With fractionalization

• Inference jobs are packed 4–7 per GPU
• Development jobs share GPUs with light workloads
• Effective concurrent job count increases to 50–70
• Utilization jumps to 80%+

Cost Efficiency

• A100 spot instance cost: ~$2.50/hr
• 10 lightweight jobs on 10 GPUs = $25/hr
• Same jobs on 2 GPUs with fractionalization = $5/hr
• Savings: $20/hr, or ~$175,000/year for a mid-size team

Application Scenarios

1. High-Volume Inference

Companies running thousands of inference requests per second (e.g., chatbots, recommendation engines, real-time analytics) can:

• Consolidate requests across shared GPUs
• Assign fractional slices to microservices
• Isolate workloads while reducing idle time

Impact

Reduces GPU footprint by 60–80% with no SLA degradation.

2. Interactive Model Development

Data scientists running notebooks and training experiments often underuse GPU resources. Fractionalization enables:

• Multiple notebooks to share a single GPU
• Faster experiment cycles (no waiting for GPU assignment)
• Better ROI on limited GPU inventory

Impact

Doubles developer productivity and reduces GPU starvation.
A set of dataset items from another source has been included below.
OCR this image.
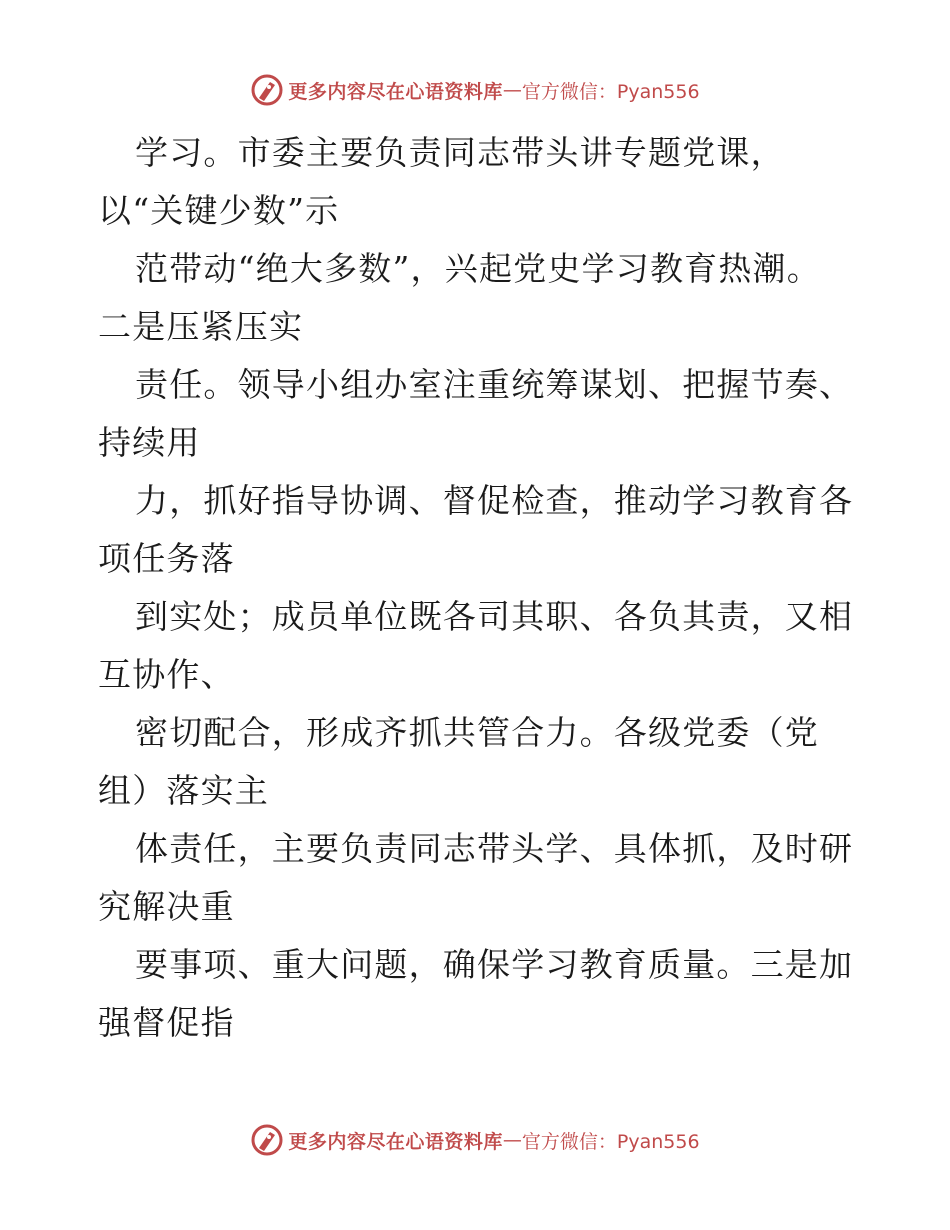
更多内容尽在心语资料库 — 官方微信：Pyan556
学习。市委主要负责同志带头讲专题党课，
以“关键少数”示
范带动“绝大多数”，兴起党史学习教育热潮。
二是压紧压实
责任。领导小组办室注重统筹谋划、把握节奏、
持续用
力，抓好指导协调、督促检查，推动学习教育各
项任务落
到实处；成员单位既各司其职、各负其责，又相
互协作、
密切配合，形成齐抓共管合力。各级党委（党
组）落实主
体责任，主要负责同志带头学、具体抓，及时研
究解决重
要事项、重大问题，确保学习教育质量。三是加
强督促指
更多内容尽在心语资料库 — 官方微信：Pyan556
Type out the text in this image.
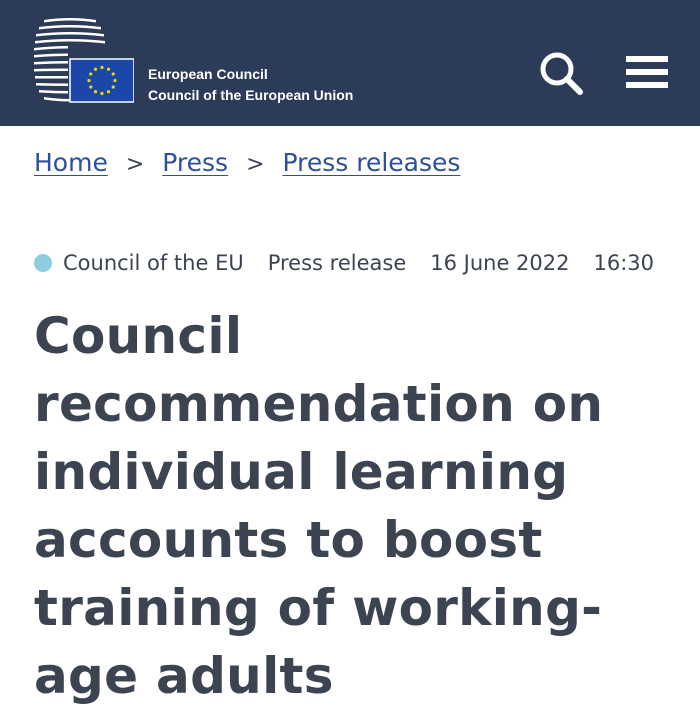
European Council
Council of the European Union
Home > Press > Press releases
Council of the EU Press release 16 June 2022 16:30
Council recommendation on individual learning accounts to boost training of working-age adults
3. Hyperparameter Optimization

Tuning models with small batch sizes and fast iteration times leads to short-lived, low-utilization jobs. With fractionalization:

• Dozens of tuning jobs run in parallel
• Resources are fully consumed, not blocked
• Jobs complete faster without scaling GPU count

Impact

Completes HPO runs 2–4× faster at 50% of the cost.

Technical Enablers

• MIG Support: Native to NVIDIA A100/H100 via CUDA APIs
• Kubernetes Plugins: Device plugins that expose GPU slices as schedulable resources
• Schedulers (e.g., Volcano, KubeSlice): Handle fair sharing and resource guarantees
• Runtime Isolation: Ensures security and stability for mixed tenant jobs
• Transparent Memory Isolation: Prevents leaks and overconsumption

Future Outlook

As AI workloads diversify and GPU demand intensifies, fractionalization will become a default strategy for cost-effective scaling. Enterprises will:

• Design job scheduling policies that default to shared GPUs
• Use fractionalization-aware autoscalers to right-size clusters
• Integrate usage-based billing to charge per fraction consumed

Ultimately, GPU fractionalization will be as fundamental as multi-core CPU sharing—unlocking massive scale without massive cost.

Conclusion

GPU fractionalization enables enterprises to get more out of every GPU—more jobs, more throughput, and more savings. By dynamically partitioning GPU resources to fit the size of each job, organizations can:

• Boost utilization from 30% to 90%
• Cut costs by up to 70%

Accelerate AI delivery without expanding infrastructure
In a world where every GPU minute matters, fractionalization is the key to affordable, scalable AI.